Feature sharing across teams in MLOps - Time & Space Complexity
When teams share features in MLOps, we want to know how the time to share grows as more teams or features are involved.
We ask: How does the work increase when more teams use or update shared features?
Analyze the time complexity of the following code snippet.
features = load_shared_features()
for team in teams:
for feature in features:
team.use(feature)
if feature.needs_update():
feature.update()
notify_all_teams(feature)
This code loads shared features and lets each team use them. If a feature needs updating, it updates and notifies all teams.
Identify the loops, recursion, array traversals that repeat.
- Primary operation: Nested loops over teams and features.
- How many times: Each feature is used by every team, so loops run teams x features times.
As the number of teams or features grows, the total work grows by multiplying them.
| Input Size (teams x features) | Approx. Operations |
|---|---|
| 10 teams x 10 features | 100 operations |
| 100 teams x 10 features | 1,000 operations |
| 100 teams x 100 features | 10,000 operations |
Pattern observation: Doubling teams or features roughly doubles the total work, so work grows proportionally to both.
Time Complexity: O(t x f)
This means the time grows in proportion to the number of teams times the number of features shared.

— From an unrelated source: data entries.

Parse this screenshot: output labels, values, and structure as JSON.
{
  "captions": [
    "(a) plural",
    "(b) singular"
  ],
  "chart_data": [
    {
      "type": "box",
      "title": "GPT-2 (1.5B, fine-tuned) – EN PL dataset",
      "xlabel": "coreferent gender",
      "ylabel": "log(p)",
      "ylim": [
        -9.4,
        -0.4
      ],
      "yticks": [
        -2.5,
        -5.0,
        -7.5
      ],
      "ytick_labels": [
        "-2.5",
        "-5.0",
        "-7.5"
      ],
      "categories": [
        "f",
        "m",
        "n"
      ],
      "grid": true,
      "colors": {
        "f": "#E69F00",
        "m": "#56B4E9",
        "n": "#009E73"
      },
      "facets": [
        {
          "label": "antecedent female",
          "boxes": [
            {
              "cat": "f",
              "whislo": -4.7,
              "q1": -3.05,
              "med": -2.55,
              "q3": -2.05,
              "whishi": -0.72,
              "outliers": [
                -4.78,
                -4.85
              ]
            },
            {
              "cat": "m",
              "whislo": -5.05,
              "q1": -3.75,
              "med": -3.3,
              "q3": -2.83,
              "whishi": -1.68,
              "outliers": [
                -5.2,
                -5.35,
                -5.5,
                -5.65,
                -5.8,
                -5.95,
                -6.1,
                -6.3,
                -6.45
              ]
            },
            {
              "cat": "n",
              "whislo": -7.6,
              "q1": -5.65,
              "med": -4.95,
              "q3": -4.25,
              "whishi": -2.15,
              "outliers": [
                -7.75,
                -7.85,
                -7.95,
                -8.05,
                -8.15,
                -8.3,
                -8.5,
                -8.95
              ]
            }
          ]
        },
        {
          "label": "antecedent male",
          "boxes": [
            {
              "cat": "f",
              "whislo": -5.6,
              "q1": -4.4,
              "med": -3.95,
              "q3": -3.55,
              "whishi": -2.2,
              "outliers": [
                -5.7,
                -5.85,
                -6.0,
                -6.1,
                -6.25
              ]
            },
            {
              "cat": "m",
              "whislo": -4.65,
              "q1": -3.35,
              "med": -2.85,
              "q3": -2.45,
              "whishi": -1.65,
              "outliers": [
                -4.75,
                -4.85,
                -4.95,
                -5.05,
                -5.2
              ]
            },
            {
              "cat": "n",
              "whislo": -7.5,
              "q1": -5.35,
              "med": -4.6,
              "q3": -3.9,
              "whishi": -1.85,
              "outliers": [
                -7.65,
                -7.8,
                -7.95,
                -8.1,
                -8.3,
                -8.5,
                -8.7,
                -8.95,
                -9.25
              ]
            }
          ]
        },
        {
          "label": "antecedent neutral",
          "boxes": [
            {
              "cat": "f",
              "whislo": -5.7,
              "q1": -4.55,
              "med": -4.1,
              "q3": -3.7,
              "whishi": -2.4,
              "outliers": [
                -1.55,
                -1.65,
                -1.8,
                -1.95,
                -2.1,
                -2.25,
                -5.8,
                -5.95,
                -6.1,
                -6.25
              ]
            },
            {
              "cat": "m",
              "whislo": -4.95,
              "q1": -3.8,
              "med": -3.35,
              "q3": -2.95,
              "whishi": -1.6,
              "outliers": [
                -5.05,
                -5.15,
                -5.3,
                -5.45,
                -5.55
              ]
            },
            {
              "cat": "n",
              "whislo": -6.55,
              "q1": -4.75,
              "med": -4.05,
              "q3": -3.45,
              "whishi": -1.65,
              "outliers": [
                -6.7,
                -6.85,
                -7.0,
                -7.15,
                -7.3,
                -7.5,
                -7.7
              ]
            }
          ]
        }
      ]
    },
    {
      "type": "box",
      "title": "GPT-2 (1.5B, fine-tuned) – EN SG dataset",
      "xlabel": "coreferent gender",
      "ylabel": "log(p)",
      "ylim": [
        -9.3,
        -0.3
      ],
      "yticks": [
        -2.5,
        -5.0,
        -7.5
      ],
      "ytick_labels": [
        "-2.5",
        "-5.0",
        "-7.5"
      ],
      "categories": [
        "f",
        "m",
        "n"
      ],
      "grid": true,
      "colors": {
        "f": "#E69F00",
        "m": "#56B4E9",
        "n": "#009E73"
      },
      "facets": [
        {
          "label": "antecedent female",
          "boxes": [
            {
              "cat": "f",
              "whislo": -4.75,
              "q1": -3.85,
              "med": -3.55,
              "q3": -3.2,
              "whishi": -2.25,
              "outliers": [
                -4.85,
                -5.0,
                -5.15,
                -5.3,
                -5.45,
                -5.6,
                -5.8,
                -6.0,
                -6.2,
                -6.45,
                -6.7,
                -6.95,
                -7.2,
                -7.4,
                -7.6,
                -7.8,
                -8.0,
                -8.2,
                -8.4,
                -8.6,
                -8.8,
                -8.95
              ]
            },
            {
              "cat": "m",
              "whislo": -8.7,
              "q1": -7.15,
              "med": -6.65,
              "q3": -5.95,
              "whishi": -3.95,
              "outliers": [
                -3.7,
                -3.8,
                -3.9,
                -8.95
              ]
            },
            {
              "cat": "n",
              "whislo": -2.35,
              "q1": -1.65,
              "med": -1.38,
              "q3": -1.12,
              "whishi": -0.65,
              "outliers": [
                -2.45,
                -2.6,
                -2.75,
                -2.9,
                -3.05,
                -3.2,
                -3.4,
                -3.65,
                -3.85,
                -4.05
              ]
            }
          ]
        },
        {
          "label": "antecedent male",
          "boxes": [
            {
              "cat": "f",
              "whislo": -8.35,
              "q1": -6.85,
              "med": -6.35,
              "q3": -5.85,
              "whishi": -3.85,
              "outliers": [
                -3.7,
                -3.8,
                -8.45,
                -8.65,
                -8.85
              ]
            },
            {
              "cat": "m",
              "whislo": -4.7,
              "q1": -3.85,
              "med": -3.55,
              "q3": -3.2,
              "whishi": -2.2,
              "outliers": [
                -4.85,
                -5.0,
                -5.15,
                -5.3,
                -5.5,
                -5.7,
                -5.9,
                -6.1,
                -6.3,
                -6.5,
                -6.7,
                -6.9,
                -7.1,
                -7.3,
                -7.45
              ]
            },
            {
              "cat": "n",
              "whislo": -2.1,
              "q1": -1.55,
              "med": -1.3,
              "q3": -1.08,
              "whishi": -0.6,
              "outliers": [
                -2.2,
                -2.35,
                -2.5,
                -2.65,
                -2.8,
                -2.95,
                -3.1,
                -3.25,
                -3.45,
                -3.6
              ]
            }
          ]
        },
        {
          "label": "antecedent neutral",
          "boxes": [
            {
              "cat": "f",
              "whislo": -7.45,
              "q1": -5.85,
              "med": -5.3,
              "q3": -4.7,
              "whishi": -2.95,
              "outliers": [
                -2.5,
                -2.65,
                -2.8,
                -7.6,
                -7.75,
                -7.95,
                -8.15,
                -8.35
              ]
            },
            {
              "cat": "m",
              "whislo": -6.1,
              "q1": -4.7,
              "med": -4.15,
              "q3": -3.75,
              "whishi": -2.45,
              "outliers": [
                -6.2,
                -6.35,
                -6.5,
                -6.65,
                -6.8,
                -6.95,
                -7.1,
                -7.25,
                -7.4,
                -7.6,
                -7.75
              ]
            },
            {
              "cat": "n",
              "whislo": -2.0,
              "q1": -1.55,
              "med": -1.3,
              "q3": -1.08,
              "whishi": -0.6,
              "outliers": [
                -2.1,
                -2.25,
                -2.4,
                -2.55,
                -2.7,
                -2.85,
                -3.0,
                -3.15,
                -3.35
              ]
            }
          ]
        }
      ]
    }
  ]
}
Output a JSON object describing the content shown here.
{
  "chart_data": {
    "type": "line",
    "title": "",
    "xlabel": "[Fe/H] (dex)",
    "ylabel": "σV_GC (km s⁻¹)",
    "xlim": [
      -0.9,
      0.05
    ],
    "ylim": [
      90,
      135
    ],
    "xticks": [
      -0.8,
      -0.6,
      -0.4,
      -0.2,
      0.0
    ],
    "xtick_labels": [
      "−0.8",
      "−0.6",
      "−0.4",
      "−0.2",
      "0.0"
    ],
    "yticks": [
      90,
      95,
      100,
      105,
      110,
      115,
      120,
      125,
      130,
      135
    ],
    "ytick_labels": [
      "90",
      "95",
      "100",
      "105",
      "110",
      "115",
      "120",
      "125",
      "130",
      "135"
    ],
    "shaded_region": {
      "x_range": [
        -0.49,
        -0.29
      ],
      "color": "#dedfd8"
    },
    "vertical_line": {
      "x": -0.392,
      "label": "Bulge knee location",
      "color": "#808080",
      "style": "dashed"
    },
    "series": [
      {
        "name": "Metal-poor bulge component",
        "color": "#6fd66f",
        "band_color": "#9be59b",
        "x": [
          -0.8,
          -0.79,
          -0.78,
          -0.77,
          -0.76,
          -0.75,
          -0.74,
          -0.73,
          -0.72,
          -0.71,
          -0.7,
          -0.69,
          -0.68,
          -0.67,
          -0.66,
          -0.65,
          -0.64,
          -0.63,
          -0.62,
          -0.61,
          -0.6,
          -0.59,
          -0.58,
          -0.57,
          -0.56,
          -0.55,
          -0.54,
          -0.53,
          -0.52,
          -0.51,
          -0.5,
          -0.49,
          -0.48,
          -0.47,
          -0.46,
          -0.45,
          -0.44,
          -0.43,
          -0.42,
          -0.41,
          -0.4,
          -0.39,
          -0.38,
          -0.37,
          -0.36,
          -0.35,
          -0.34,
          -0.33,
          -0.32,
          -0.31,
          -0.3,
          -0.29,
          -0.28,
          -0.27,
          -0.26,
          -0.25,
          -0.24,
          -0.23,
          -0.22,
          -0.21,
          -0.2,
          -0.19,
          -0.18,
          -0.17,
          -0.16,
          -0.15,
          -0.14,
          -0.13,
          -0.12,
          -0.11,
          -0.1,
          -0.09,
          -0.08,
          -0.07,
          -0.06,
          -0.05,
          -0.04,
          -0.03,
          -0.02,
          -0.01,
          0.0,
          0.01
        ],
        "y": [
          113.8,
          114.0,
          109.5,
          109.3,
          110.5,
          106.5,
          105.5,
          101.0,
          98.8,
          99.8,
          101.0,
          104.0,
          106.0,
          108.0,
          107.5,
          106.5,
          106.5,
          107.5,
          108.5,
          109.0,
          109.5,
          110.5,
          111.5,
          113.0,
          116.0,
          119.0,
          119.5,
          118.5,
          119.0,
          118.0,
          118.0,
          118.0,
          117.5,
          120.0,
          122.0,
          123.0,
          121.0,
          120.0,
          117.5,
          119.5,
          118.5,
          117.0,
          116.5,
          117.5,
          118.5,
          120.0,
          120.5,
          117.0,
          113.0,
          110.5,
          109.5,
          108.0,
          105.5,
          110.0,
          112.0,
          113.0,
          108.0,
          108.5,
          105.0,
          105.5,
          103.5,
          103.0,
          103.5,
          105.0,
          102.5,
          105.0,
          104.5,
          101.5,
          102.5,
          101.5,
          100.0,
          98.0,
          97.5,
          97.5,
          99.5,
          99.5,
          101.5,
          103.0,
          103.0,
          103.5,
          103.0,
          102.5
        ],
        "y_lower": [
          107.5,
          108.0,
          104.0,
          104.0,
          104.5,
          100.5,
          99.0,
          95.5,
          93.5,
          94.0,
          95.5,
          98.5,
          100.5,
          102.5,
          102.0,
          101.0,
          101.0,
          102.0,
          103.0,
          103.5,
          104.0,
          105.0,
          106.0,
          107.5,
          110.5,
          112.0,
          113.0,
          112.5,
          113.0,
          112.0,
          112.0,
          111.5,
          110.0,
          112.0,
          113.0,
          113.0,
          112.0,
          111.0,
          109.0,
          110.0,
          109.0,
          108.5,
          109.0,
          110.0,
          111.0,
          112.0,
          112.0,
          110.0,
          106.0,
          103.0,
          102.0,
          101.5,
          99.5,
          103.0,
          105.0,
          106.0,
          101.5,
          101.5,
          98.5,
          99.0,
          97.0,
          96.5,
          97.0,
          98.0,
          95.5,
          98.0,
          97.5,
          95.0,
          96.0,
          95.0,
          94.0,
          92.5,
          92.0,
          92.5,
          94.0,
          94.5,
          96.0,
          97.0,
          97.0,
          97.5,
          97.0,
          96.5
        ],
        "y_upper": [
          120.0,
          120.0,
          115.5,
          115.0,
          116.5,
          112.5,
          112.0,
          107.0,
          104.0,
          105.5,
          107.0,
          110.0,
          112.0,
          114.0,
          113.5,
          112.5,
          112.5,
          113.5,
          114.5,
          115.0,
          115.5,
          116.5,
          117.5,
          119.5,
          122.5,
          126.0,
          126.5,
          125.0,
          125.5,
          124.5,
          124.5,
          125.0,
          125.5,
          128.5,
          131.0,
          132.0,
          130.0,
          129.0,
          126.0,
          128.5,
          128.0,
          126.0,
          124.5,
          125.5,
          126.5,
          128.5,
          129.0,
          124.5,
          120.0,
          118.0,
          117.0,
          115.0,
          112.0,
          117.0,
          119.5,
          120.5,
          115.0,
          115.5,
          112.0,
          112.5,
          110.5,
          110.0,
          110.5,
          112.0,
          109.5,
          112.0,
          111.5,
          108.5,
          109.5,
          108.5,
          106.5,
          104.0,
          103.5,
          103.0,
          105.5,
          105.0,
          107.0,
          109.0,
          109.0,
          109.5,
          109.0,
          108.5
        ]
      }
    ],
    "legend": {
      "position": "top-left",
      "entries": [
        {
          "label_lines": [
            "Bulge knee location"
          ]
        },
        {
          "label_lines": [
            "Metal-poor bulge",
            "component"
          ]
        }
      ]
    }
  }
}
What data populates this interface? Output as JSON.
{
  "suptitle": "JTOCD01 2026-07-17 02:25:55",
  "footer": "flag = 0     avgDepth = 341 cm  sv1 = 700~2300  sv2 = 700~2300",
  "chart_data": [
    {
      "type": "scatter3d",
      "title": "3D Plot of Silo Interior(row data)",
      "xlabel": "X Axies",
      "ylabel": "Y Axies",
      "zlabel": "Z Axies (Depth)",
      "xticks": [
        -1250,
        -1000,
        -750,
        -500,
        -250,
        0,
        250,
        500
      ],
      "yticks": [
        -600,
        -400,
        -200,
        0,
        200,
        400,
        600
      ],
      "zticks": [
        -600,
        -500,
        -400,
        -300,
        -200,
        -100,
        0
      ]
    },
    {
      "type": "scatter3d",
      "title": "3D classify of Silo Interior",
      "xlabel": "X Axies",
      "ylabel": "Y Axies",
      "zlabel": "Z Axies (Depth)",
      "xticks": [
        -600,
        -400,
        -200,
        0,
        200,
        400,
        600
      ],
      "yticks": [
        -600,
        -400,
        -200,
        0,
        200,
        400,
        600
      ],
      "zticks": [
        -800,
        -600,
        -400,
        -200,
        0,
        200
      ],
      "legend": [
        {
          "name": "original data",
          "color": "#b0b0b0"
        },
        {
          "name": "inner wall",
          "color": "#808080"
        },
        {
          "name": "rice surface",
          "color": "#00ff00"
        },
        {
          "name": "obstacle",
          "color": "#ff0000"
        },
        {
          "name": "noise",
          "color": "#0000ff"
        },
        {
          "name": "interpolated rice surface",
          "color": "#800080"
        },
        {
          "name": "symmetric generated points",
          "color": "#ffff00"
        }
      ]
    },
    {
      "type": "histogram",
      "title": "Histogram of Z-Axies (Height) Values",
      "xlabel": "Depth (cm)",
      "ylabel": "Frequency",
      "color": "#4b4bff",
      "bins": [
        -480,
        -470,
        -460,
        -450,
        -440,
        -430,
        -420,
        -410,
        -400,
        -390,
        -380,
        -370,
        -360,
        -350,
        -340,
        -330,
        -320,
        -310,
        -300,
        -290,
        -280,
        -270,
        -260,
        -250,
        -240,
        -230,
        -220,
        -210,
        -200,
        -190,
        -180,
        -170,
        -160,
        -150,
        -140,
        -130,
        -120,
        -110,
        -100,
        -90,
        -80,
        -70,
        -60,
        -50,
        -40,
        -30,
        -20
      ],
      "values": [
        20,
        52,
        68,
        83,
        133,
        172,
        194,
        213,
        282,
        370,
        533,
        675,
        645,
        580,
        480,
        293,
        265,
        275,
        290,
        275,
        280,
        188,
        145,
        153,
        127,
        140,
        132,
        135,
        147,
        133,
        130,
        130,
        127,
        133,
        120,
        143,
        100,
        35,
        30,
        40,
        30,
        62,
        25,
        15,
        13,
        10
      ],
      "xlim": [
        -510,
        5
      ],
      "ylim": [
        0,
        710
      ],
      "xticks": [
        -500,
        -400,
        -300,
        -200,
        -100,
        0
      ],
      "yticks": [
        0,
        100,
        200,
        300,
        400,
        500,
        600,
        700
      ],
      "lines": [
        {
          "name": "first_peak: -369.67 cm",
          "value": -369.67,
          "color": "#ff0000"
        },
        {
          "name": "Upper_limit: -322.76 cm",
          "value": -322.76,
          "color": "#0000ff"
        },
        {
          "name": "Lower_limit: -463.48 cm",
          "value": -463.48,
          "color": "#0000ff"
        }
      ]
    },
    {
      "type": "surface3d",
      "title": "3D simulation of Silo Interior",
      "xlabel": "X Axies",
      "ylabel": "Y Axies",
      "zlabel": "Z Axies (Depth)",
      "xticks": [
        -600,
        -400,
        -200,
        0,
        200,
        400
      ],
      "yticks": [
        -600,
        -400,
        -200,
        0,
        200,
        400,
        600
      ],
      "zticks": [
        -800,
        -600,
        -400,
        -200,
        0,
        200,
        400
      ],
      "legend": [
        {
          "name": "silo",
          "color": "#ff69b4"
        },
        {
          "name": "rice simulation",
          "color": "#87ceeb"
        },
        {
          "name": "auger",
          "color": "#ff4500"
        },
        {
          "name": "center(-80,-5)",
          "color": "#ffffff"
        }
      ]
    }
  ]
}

[X] Wrong: "The time grows only with the number of teams or only with features, not both."
[OK] Correct: Each team uses every feature, so both numbers multiply the total work, not just one.
Understanding how shared resources affect time helps you design better MLOps workflows and communicate clearly about scaling challenges.
What if features were updated only once for all teams instead of per team? How would the time complexity change?